С точки зрения последовательного христианства, интерес всякого человека состоит в том, чтобы имущество его было употреблено на пользу ближнего. Если мы станем на точку зрения Ницше или Макса Штирнера, то нормальными интересами окажутся интересы чисто эгоистические.
Спрашивается: какие же интересы суть “нормальные” и какие именно составляют содержание права – эгоистические или альтруистические, вытекающие из себялюбия или из бескорыстной любви к ближнему? Очевидно, что ни те ни другие, а единственно только интерес человеческой свободы.
Подчиняя ребенка опеке, право кладет предел осуществлению как эгоистических, так и альтруистических интересов ребенка: оно заботится о том, чтобы его имущество не было растрачено ни для тех, ни для других.
Закон в данном случае охраняет не интересы ребенка, признаваемые им за разумные и нормальные, а единственно свободу ребенка от посторонней эксплуатации в настоящем и его свободу распорядиться своим имуществом в будущем, в зрелом возрасте, буде и когда он такового достигнет.
Утверждение, будто ребенок или сумасшедший не может пользоваться свободой, предоставляемой правом, так как не обладает разумной волей, также неосновательно.
Свобода, предоставляемая правом, выражается, во-первых, в том, что объективное право устраняет ряд внешних препятствий к осуществлению лицом определенных целей и ограждает его независимость против посторонней эксплуатации, а во-вторых, в том, что оно предоставляет ему условную возможность самоопределения, т. е. возможность самостоятельного осуществления своих целей.
Из тех целей человеческого существования, которые признаются и защищаются правом, далеко не все предполагают разумную, сознающую себя волю. Для того, чтобы не быть чужим рабом, чтобы существовать и пользоваться известными материальными благами, вовсе не нужно обладать зрелым и здравым рассудком: цели эти вполне доступны ребенку и умалишенному.
Признавая, что никто не должен покушаться на жизнь этих лиц, что они могут пользоваться известным имуществом и что они не должны быть ничьими рабами, право тем самым признает, что они – свободны жить, свободны в известных пределах пользоваться закрепленными за ними материальными благами и что в качестве лиц свободных они не могут быть низводимы на степень вещи, т. е. быть обращены в средства для чужих целей.

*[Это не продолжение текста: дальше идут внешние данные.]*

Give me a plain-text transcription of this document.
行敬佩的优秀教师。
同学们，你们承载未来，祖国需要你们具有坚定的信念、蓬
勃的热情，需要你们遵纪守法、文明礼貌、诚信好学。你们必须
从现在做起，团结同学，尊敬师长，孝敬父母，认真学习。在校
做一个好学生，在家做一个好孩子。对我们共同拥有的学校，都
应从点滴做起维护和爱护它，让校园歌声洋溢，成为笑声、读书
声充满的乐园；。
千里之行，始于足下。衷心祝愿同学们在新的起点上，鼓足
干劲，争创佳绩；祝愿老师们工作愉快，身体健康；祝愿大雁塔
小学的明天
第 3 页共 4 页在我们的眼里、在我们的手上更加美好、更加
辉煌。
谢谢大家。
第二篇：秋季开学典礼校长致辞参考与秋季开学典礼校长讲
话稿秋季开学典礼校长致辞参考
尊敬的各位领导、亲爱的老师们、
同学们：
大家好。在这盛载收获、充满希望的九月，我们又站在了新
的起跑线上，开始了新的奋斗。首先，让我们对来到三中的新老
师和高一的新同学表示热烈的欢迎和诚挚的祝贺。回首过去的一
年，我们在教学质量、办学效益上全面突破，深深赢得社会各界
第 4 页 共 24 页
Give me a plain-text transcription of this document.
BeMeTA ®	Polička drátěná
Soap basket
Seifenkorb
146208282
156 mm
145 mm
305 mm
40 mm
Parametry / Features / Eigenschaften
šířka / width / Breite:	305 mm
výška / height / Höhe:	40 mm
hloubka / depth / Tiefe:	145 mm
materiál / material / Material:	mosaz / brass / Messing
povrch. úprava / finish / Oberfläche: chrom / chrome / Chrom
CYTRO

Сказать, что всякий человек есть субъект прав, – значит сказать, что всякий человек в известных пределах есть свободное лицо. Умалишенным и детям недоступны только высшие проявления юридической свободы – свобода самостоятельно совершать юридические акты и вообще все те действия, которые предполагают зрелый, развитой рассудок.
Но и эта свобода предоставляется им условно, одним – по выздоровлении, другим – по достижении ими зрелого возраста.
Устранивши, таким образом, те возражения, которые приводятся обыкновенно против определения субъективного права как внешней свободы, обратимся к рассмотрению вопроса о тех лицах, которым принадлежат правомочия, – о субъектах права.